Extrait de l'impasse

Coup de foudre 

Bien qu’enveloppée d’une clarté polaire, elle dégageait une sensualité brûlante. Chevelure plus brune n’était répertoriée dans la mémoire d'aucun coiffeur. Amandes si généreusement cillées qu'elles semblaient soulignées d'un vibratile trait de khôl, ses yeux remontaient comme ceux d’une chatte. Les iris taillés dans l'émeraude la plus vive, se diluaient dans une foultitude d’éclats mordorés aux abords des pupilles.

Saillantes et saumonées, les pommettes accentuaient l'irrésistible galbe de ce visage s'inscrivant comme une aubaine dans l'incrédulité de l'endroit. Ce miracle d'équilibre reposait sur la reliure nasale partageant en une irréprochable symétrie, le fuyant épanouissement des hémifaces composées de suaves inflexions, de tendres ruptures.

La tonique mobilité, les furtifs frémissements du cadre facial trahissaient l’ extrême réceptivité qu'accentuaient  de grandioses et sensibles ouvertures. Narines, bouche, yeux humaient, percevaient, vibraient, comprenaient. Il s'émanait de la jeune femme un raffinement sensoriel que contredisaient les lèvres charnues.  Mûres et longues cerises assoiffées de gourmandise.

Plus petite que Fabienne, elle était aussi plus fine, plus racée avec un indéniable surcroît de pétulance et de cérébralité. Sa maîtresse était belle certes, mais une beauté un peu amorphe, un peu rentrée, une beauté presque chevaline. Si la plastique de Fabienne attirait le regard, celle de Christelle le cinglait, en mêlant à la plénitude des formes cette grâce et cette vivacité d’esprit nous invitant à constater que Miss Camping, Miss Silicone et Miss Univers n'existent qu’à la faveur du somptueux désintérêt qu'inspire ce genre de manifestations aux anonymes vénus que l'on croise dans les rues ou à la cafétéria d'un centre d’handicapés.

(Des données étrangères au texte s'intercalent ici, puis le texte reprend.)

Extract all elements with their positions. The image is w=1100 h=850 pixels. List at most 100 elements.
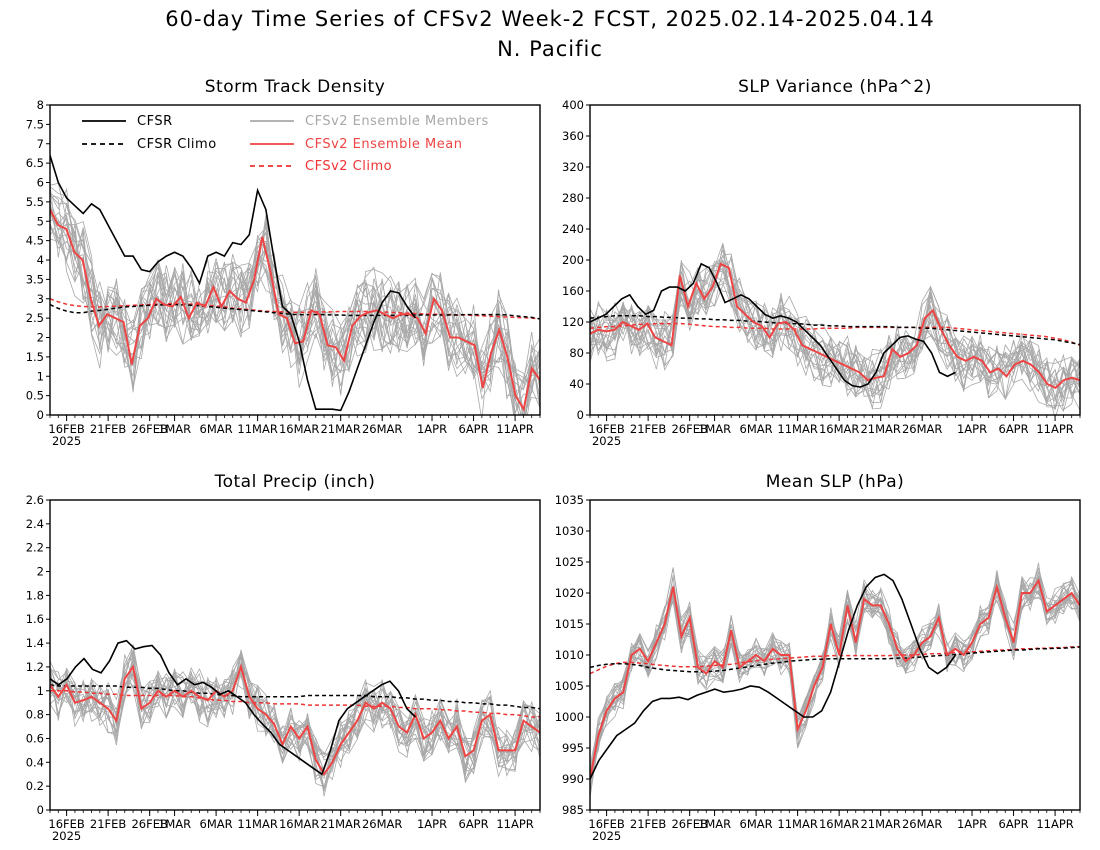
x-tick-label: 21MAR — [320, 422, 360, 436]
y-tick-label: 0.4 — [26, 755, 44, 769]
cfsr-climo-line — [590, 646, 1080, 673]
x-tick-label: 11MAR — [777, 817, 817, 831]
ensemble-member-line — [590, 575, 1080, 770]
ensemble-member-line — [50, 653, 540, 781]
panel-4: Mean SLP (hPa) 985 990 995 1000 1005 1010 1015 1… — [555, 472, 1081, 843]
ensemble-member-line — [590, 255, 1080, 392]
y-tick-label: 1010 — [555, 648, 584, 662]
y-tick-label: 6 — [37, 176, 44, 190]
x-tick-label: 21FEB — [630, 422, 667, 436]
y-tick-label: 160 — [562, 284, 584, 298]
x-tick-label: 21FEB — [90, 422, 127, 436]
y-tick-label: 120 — [562, 315, 584, 329]
cfsv2-climo-line — [590, 322, 1080, 346]
y-tick-label: 0.8 — [26, 708, 44, 722]
x-tick-label: 16MAR — [279, 422, 319, 436]
cfsv2-climo-line — [590, 646, 1080, 675]
y-tick-label: 7.5 — [26, 117, 44, 131]
x-year-label: 2025 — [592, 434, 621, 448]
y-tick-label: 1.6 — [26, 612, 44, 626]
cfsr-line — [590, 573, 957, 780]
x-tick-label: 11MAR — [237, 817, 277, 831]
x-tick-label: 1MAR — [698, 817, 731, 831]
x-tick-label: 1APR — [417, 817, 447, 831]
ensemble-mean-line — [50, 209, 540, 412]
ensemble-member-line — [590, 271, 1080, 404]
y-tick-label: 1020 — [555, 586, 584, 600]
ensemble-mean-line — [50, 663, 540, 777]
ensemble-member-line — [590, 575, 1080, 767]
y-tick-label: 240 — [562, 222, 584, 236]
x-tick-label: 26MAR — [902, 817, 942, 831]
x-tick-label: 1MAR — [158, 422, 191, 436]
y-tick-label: 1.5 — [26, 350, 44, 364]
x-year-label: 2025 — [52, 434, 81, 448]
x-tick-label: 1APR — [957, 422, 987, 436]
ensemble-member-line — [50, 204, 540, 415]
ensemble-member-line — [590, 249, 1080, 411]
x-tick-label: 11APR — [496, 817, 533, 831]
y-tick-label: 2.5 — [26, 311, 44, 325]
cfsr-climo-line — [50, 303, 540, 320]
x-tick-label: 21FEB — [630, 817, 667, 831]
x-tick-label: 11MAR — [237, 422, 277, 436]
x-tick-label: 6APR — [459, 422, 489, 436]
ensemble-member-line — [50, 663, 540, 772]
x-tick-label: 1MAR — [698, 422, 731, 436]
ensemble-mean-line — [590, 262, 1080, 390]
legend-label: CFSv2 Climo — [305, 159, 392, 174]
ensemble-member-line — [590, 243, 1080, 403]
chart-title: 60-day Time Series of CFSv2 Week-2 FCST,… — [165, 7, 934, 31]
ensemble-member-line — [590, 245, 1080, 408]
y-tick-label: 2 — [37, 331, 44, 345]
y-tick-label: 40 — [569, 377, 584, 391]
legend-label: CFSR Climo — [137, 137, 217, 152]
y-tick-label: 7 — [37, 137, 44, 151]
x-tick-label: 26FEB — [671, 817, 708, 831]
x-tick-label: 6MAR — [740, 422, 773, 436]
cfsv2-climo-line — [50, 690, 540, 718]
ensemble-members — [50, 644, 540, 797]
panels: Storm Track Density 0 0.5 1 1.5 2 2.5 3 3.5 4 4.5 5… — [26, 77, 1081, 843]
y-tick-label: 3.5 — [26, 272, 44, 286]
panel-title: Storm Track Density — [205, 77, 386, 97]
y-tick-label: 0 — [577, 408, 584, 422]
y-tick-label: 0 — [37, 408, 44, 422]
ensemble-member-line — [50, 211, 540, 412]
plot-frame — [49, 499, 541, 811]
ensemble-member-line — [590, 263, 1080, 413]
ensemble-mean-line — [590, 578, 1080, 780]
ensemble-member-line — [50, 666, 540, 778]
ensemble-member-line — [590, 262, 1080, 410]
x-tick-label: 16FEB — [588, 817, 625, 831]
ensemble-member-line — [50, 210, 540, 415]
ensemble-member-line — [590, 562, 1080, 773]
y-tick-label: 5 — [37, 214, 44, 228]
y-tick-label: 0.6 — [26, 731, 44, 745]
x-tick-label: 11APR — [1036, 422, 1073, 436]
y-tick-label: 1015 — [555, 617, 584, 631]
panel-title: SLP Variance (hPa^2) — [738, 77, 932, 97]
y-tick-label: 1000 — [555, 710, 584, 724]
x-tick-label: 1APR — [957, 817, 987, 831]
ensemble-members — [590, 243, 1080, 415]
ensemble-member-line — [50, 212, 540, 415]
legend-label: CFSv2 Ensemble Members — [305, 114, 489, 129]
panel-title: Mean SLP (hPa) — [766, 472, 905, 492]
y-tick-label: 1035 — [555, 493, 584, 507]
y-tick-label: 0.2 — [26, 779, 44, 793]
x-tick-label: 16MAR — [279, 817, 319, 831]
legend: CFSR CFSR Climo CFSv2 Ensemble Members CFSv… — [82, 114, 489, 174]
y-tick-label: 8 — [37, 98, 44, 112]
legend-label: CFSR — [137, 114, 173, 129]
x-tick-label: 16MAR — [819, 422, 859, 436]
ensemble-member-line — [50, 669, 540, 792]
y-tick-label: 320 — [562, 160, 584, 174]
x-tick-label: 21MAR — [860, 422, 900, 436]
x-tick-label: 21FEB — [90, 817, 127, 831]
ensemble-member-line — [50, 222, 540, 415]
x-tick-label: 6APR — [999, 817, 1029, 831]
ensemble-member-line — [50, 192, 540, 415]
y-tick-label: 4.5 — [26, 234, 44, 248]
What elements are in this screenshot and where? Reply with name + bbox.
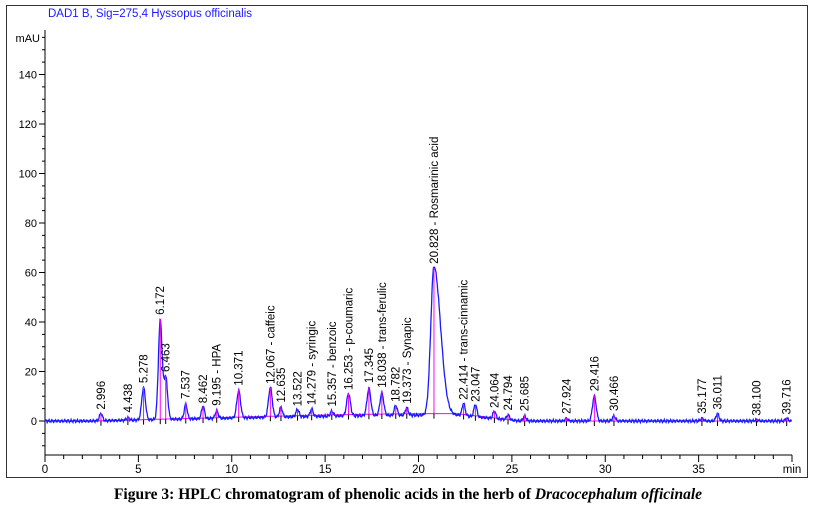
peak-label: 14.279 - syringic (307, 321, 319, 406)
figure-caption: Figure 3: HPLC chromatogram of phenolic … (0, 486, 816, 504)
x-tick-label: 5 (135, 464, 141, 476)
peak-label: 15.357 - benzoic (327, 321, 339, 406)
y-tick-label: 40 (25, 317, 37, 329)
peak-label: 39.716 (782, 379, 794, 414)
y-tick-label: 20 (25, 367, 37, 379)
peak-label: 20.828 - Rosmarinic acid (429, 137, 441, 264)
peak-label: 2.996 (96, 381, 108, 410)
peak-label: 7.537 (181, 370, 193, 399)
peak-label: 10.371 (234, 351, 246, 386)
x-tick-label: 25 (505, 464, 518, 476)
signal-trace (44, 266, 793, 425)
peak-label: 6.463 (161, 343, 173, 372)
peak-label: 38.100 (752, 380, 764, 415)
peak-label: 36.011 (713, 375, 725, 409)
x-tick-label: 35 (692, 464, 705, 476)
y-tick-label: 60 (25, 268, 37, 280)
peak-label: 12.635 (276, 367, 288, 402)
x-tick-label: 0 (42, 464, 48, 476)
x-tick-label: 10 (225, 464, 238, 476)
peak-label: 17.345 (364, 348, 376, 383)
x-tick-label: 20 (412, 464, 425, 476)
chart-frame (6, 5, 808, 478)
peak-label: 22.414 - trans-cinnamic (459, 279, 471, 399)
peak-label: 19.373 - Synapic (402, 317, 414, 404)
peak-label: 9.195 - HPA (212, 344, 224, 406)
caption-species: Dracocephalum officinale (534, 486, 703, 503)
peak-label: 25.685 (520, 376, 532, 411)
peak-label: 24.064 (489, 372, 501, 408)
peak-label: 35.177 (697, 379, 709, 414)
y-tick-label: 100 (19, 169, 37, 181)
y-axis-label: mAU (16, 33, 41, 45)
peak-label: 29.416 (589, 356, 601, 391)
peak-label: 23.047 (470, 367, 482, 402)
peak-label: 12.067 - caffeic (265, 305, 277, 384)
peak-label: 5.278 (139, 354, 151, 383)
x-tick-label: 15 (319, 464, 332, 476)
x-tick-label: 30 (599, 464, 612, 476)
peak-label: 18.782 (391, 367, 403, 402)
peak-label: 24.794 (503, 375, 515, 411)
peak-label: 4.438 (123, 384, 135, 413)
peak-label: 8.462 (198, 374, 210, 403)
peak-label: 13.522 (293, 371, 305, 406)
y-tick-label: 80 (25, 218, 37, 230)
y-tick-label: 120 (19, 119, 37, 131)
peak-label: 16.253 - p-coumaric (344, 288, 356, 391)
x-axis-label: min (783, 464, 802, 476)
peak-label: 6.172 (155, 286, 167, 315)
caption-text: Figure 3: HPLC chromatogram of phenolic … (113, 486, 535, 503)
peak-label: 30.466 (609, 376, 621, 411)
y-tick-label: 0 (31, 416, 37, 428)
peak-label: 18.038 - trans-ferulic (377, 282, 389, 388)
y-tick-label: 140 (19, 70, 37, 82)
chart-title: DAD1 B, Sig=275,4 Hyssopus officinalis (48, 8, 253, 20)
peak-label: 27.924 (561, 378, 573, 414)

Patrick existait si peu devant cette déesse qu'il s'étonnât que personne ne lui demande de payer l'air qu’elle daignait partager avec lui. Christelle feignit de ne pas s’en apercevoir. Son timbre mélodieux lui posta quelques interrogations portant sur son parcours. Durant les pitoyables réponses que l’asthmatique phrasé du jeune homme parvint à rapporter, elle avait aux joues cette soyeuse assurance dont aiment à se parer les séductrices et dont elles jouent comme d'un éventail pour dissiper les émois suscités tout en les attisant. Cet impalpable artifice n'était pas affiché, ni exhibé, il était cousu à sa photogénie comme l'était la fameuse robe de Marilyn  lors de l'anniversaire de Kennedy.

Patrick aurait pu réciter la bible ou chanter le bottin sur l'air de la Tosca, c'était égal. Tout en plissant les yeux comme pour en souligner la clarté, elle tentait de résoudre cette énigme masculine posée face à elle comme un échantillon de maladresse. Mais dès qu'elle sentait que ses prunelles offraient l'ombre d'une équivoque, elle les détournait sans tarder.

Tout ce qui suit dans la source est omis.